How technology and social media are weaponised against women even offline

Women and girls are disproportionately experiencing violence fuelled by the increasing use of technology, a new report warns, with online abuse often spilling over into physical attacks and intimidation. The situation is especially worrying in the global south, where laws to protect women are often lacking.

For women worldwide, the internet era is a "blessing and a curse".

That's according to Dutch sexual health organisation Rutgers, which says that technology and online platforms are increasingly used as weapons to "tyrannise" women and other vulnerable groups "as part of an invasive 24/7 culture infiltrating workplaces, schools and homes".

Its research – based on interviews with people in Indonesia, Jordan, Lebanon, Morocco, Rwanda, South Africa and Uganda – found widespread links between online violence and the offline world.

Online abuse acts as a springboard for offline violence including sexual harassment, stalking and intimate partner violence, the report says.

In one case described in South Africa, a girl was bullied on and off social media before being beaten.
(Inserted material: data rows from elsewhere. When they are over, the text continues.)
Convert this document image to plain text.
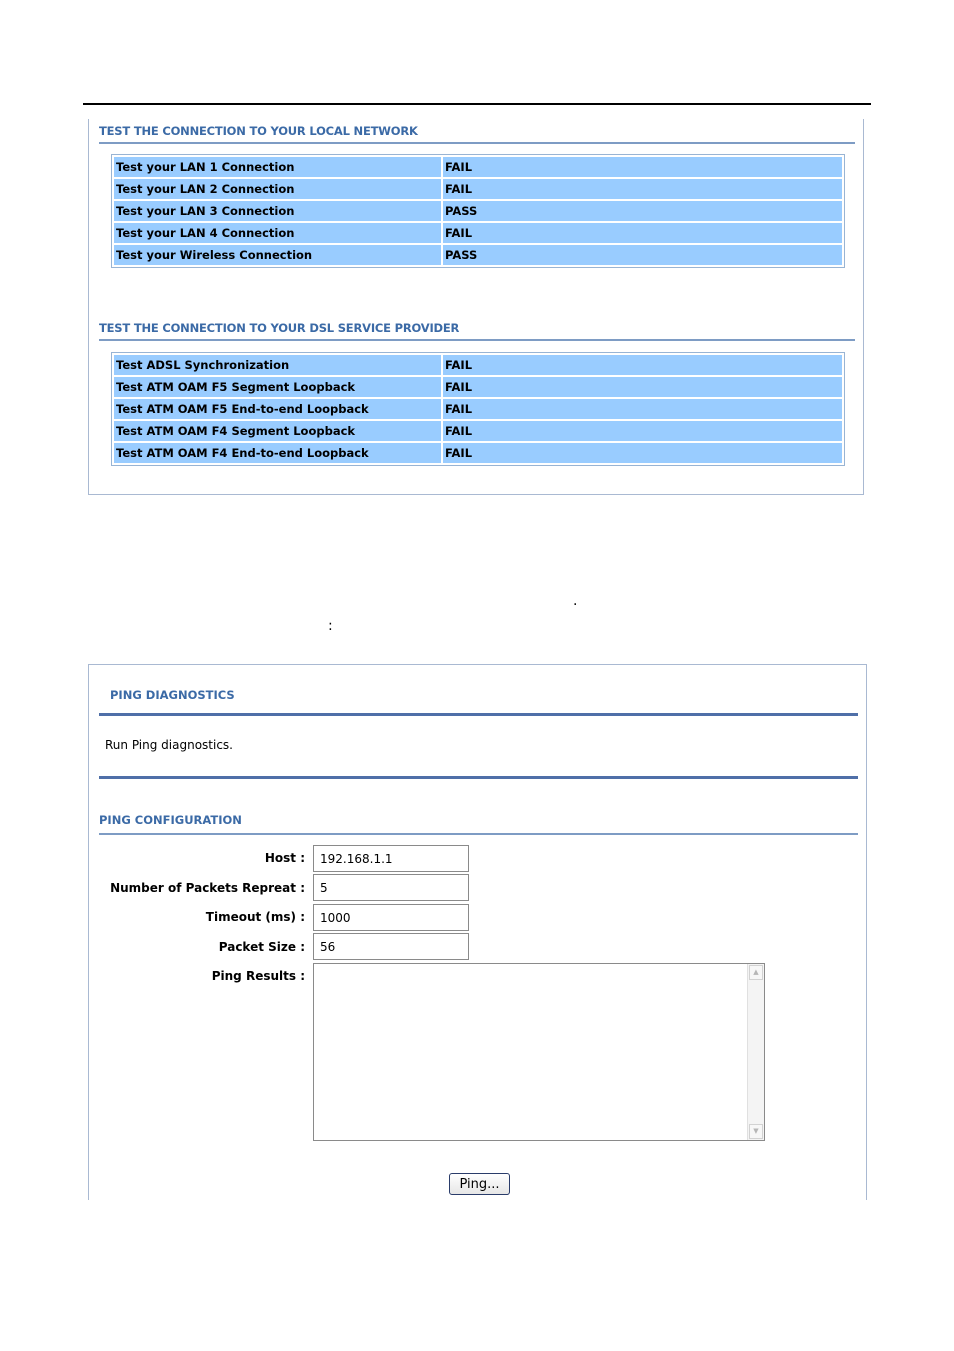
TEST THE CONNECTION TO YOUR LOCAL NETWORK
Test your LAN 1 Connection	FAIL
Test your LAN 2 Connection	FAIL
Test your LAN 3 Connection	PASS
Test your LAN 4 Connection	FAIL
Test your Wireless Connection	PASS
TEST THE CONNECTION TO YOUR DSL SERVICE PROVIDER
Test ADSL Synchronization	FAIL
Test ATM OAM F5 Segment Loopback	FAIL
Test ATM OAM F5 End-to-end Loopback	FAIL
Test ATM OAM F4 Segment Loopback	FAIL
Test ATM OAM F4 End-to-end Loopback	FAIL
.
:
PING DIAGNOSTICS
Run Ping diagnostics.
PING CONFIGURATION
Host :
192.168.1.1
Number of Packets Repreat :
5
Timeout (ms) :
1000
Packet Size :
56
Ping Results :	▲
▼
Ping...
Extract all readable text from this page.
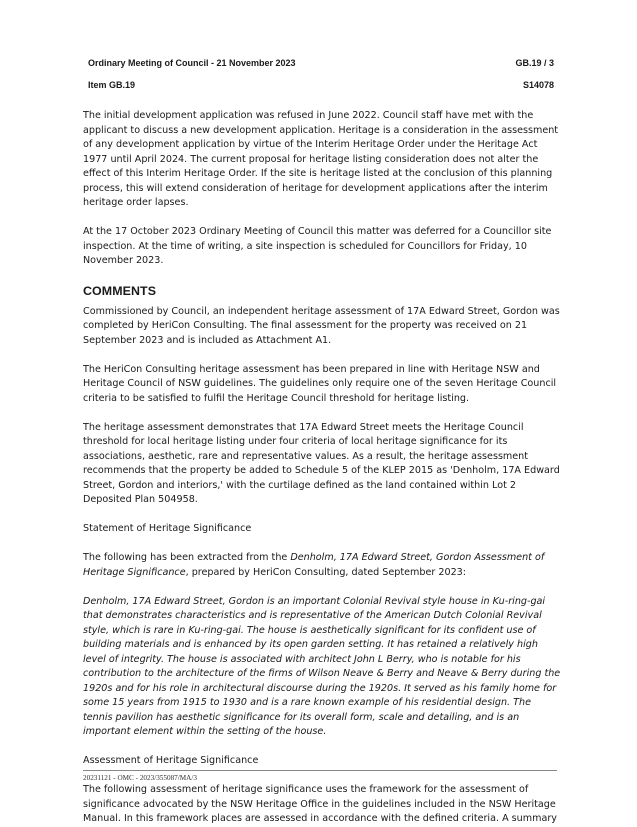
Ordinary Meeting of Council - 21 November 2023	GB.19 / 3
Item GB.19	S14078

The initial development application was refused in June 2022. Council staff have met with the applicant to discuss a new development application. Heritage is a consideration in the assessment of any development application by virtue of the Interim Heritage Order under the Heritage Act 1977 until April 2024. The current proposal for heritage listing consideration does not alter the effect of this Interim Heritage Order. If the site is heritage listed at the conclusion of this planning process, this will extend consideration of heritage for development applications after the interim heritage order lapses.

At the 17 October 2023 Ordinary Meeting of Council this matter was deferred for a Councillor site inspection. At the time of writing, a site inspection is scheduled for Councillors for Friday, 10 November 2023.

COMMENTS

Commissioned by Council, an independent heritage assessment of 17A Edward Street, Gordon was completed by HeriCon Consulting. The final assessment for the property was received on 21 September 2023 and is included as Attachment A1.

The HeriCon Consulting heritage assessment has been prepared in line with Heritage NSW and Heritage Council of NSW guidelines. The guidelines only require one of the seven Heritage Council criteria to be satisfied to fulfil the Heritage Council threshold for heritage listing.

The heritage assessment demonstrates that 17A Edward Street meets the Heritage Council threshold for local heritage listing under four criteria of local heritage significance for its associations, aesthetic, rare and representative values. As a result, the heritage assessment recommends that the property be added to Schedule 5 of the KLEP 2015 as 'Denholm, 17A Edward Street, Gordon and interiors,' with the curtilage defined as the land contained within Lot 2 Deposited Plan 504958.

Statement of Heritage Significance

The following has been extracted from the Denholm, 17A Edward Street, Gordon Assessment of Heritage Significance, prepared by HeriCon Consulting, dated September 2023:

Denholm, 17A Edward Street, Gordon is an important Colonial Revival style house in Ku-ring-gai that demonstrates characteristics and is representative of the American Dutch Colonial Revival style, which is rare in Ku-ring-gai. The house is aesthetically significant for its confident use of building materials and is enhanced by its open garden setting. It has retained a relatively high level of integrity. The house is associated with architect John L Berry, who is notable for his contribution to the architecture of the firms of Wilson Neave & Berry and Neave & Berry during the 1920s and for his role in architectural discourse during the 1920s. It served as his family home for some 15 years from 1915 to 1930 and is a rare known example of his residential design. The tennis pavilion has aesthetic significance for its overall form, scale and detailing, and is an important element within the setting of the house.

Assessment of Heritage Significance

The following assessment of heritage significance uses the framework for the assessment of significance advocated by the NSW Heritage Office in the guidelines included in the NSW Heritage Manual. In this framework places are assessed in accordance with the defined criteria. A summary

20231121 - OMC - 2023/355087/MA/3
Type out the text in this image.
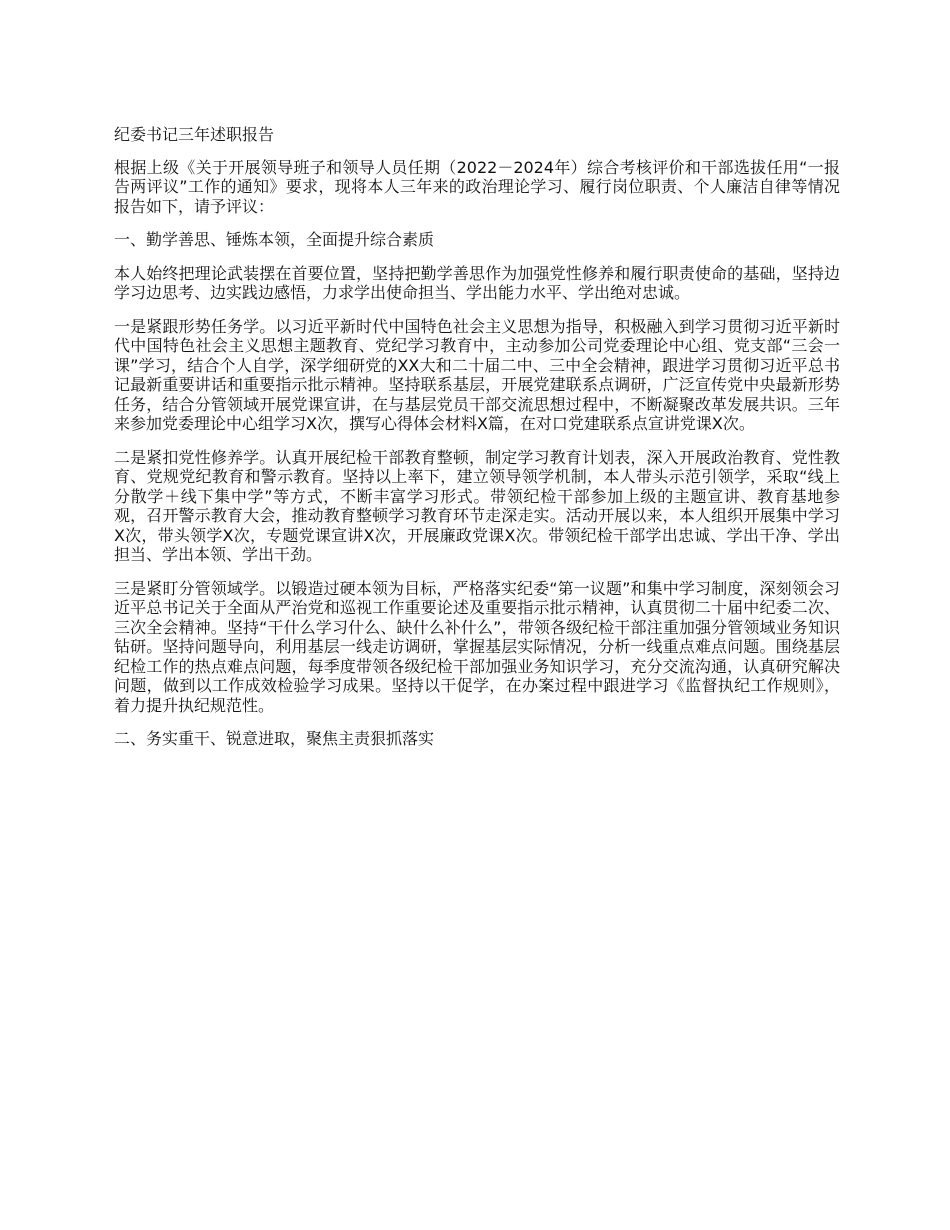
纪委书记三年述职报告

根据上级《关于开展领导班子和领导人员任期（2022－2024年）综合考核评价和干部选拔任用“一报告两评议”工作的通知》要求，现将本人三年来的政治理论学习、履行岗位职责、个人廉洁自律等情况报告如下，请予评议：

一、勤学善思、锤炼本领，全面提升综合素质

本人始终把理论武装摆在首要位置，坚持把勤学善思作为加强党性修养和履行职责使命的基础，坚持边学习边思考、边实践边感悟，力求学出使命担当、学出能力水平、学出绝对忠诚。

一是紧跟形势任务学。以习近平新时代中国特色社会主义思想为指导，积极融入到学习贯彻习近平新时代中国特色社会主义思想主题教育、党纪学习教育中，主动参加公司党委理论中心组、党支部“三会一课”学习，结合个人自学，深学细研党的XX大和二十届二中、三中全会精神，跟进学习贯彻习近平总书记最新重要讲话和重要指示批示精神。坚持联系基层，开展党建联系点调研，广泛宣传党中央最新形势任务，结合分管领域开展党课宣讲，在与基层党员干部交流思想过程中，不断凝聚改革发展共识。三年来参加党委理论中心组学习X次，撰写心得体会材料X篇，在对口党建联系点宣讲党课X次。

二是紧扣党性修养学。认真开展纪检干部教育整顿，制定学习教育计划表，深入开展政治教育、党性教育、党规党纪教育和警示教育。坚持以上率下，建立领导领学机制，本人带头示范引领学，采取“线上分散学＋线下集中学”等方式，不断丰富学习形式。带领纪检干部参加上级的主题宣讲、教育基地参观，召开警示教育大会，推动教育整顿学习教育环节走深走实。活动开展以来，本人组织开展集中学习X次，带头领学X次，专题党课宣讲X次，开展廉政党课X次。带领纪检干部学出忠诚、学出干净、学出担当、学出本领、学出干劲。

三是紧盯分管领域学。以锻造过硬本领为目标，严格落实纪委“第一议题”和集中学习制度，深刻领会习近平总书记关于全面从严治党和巡视工作重要论述及重要指示批示精神，认真贯彻二十届中纪委二次、三次全会精神。坚持“干什么学习什么、缺什么补什么”，带领各级纪检干部注重加强分管领域业务知识钻研。坚持问题导向，利用基层一线走访调研，掌握基层实际情况，分析一线重点难点问题。围绕基层纪检工作的热点难点问题，每季度带领各级纪检干部加强业务知识学习，充分交流沟通，认真研究解决问题，做到以工作成效检验学习成果。坚持以干促学，在办案过程中跟进学习《监督执纪工作规则》，着力提升执纪规范性。

二、务实重干、锐意进取，聚焦主责狠抓落实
Classmates filmed her and shared the video online, where it was widely viewed, and shortly afterwards the victim killed herself.

Meanwhile in Morocco, a civil society worker recounted that former partners sometimes use intimate pictures or videos for revenge, to get women to give up custody or alimony or to pressure them to hand over assets.

Activists under threat

Uganda is one of the few African countries that actually has a law against such violence.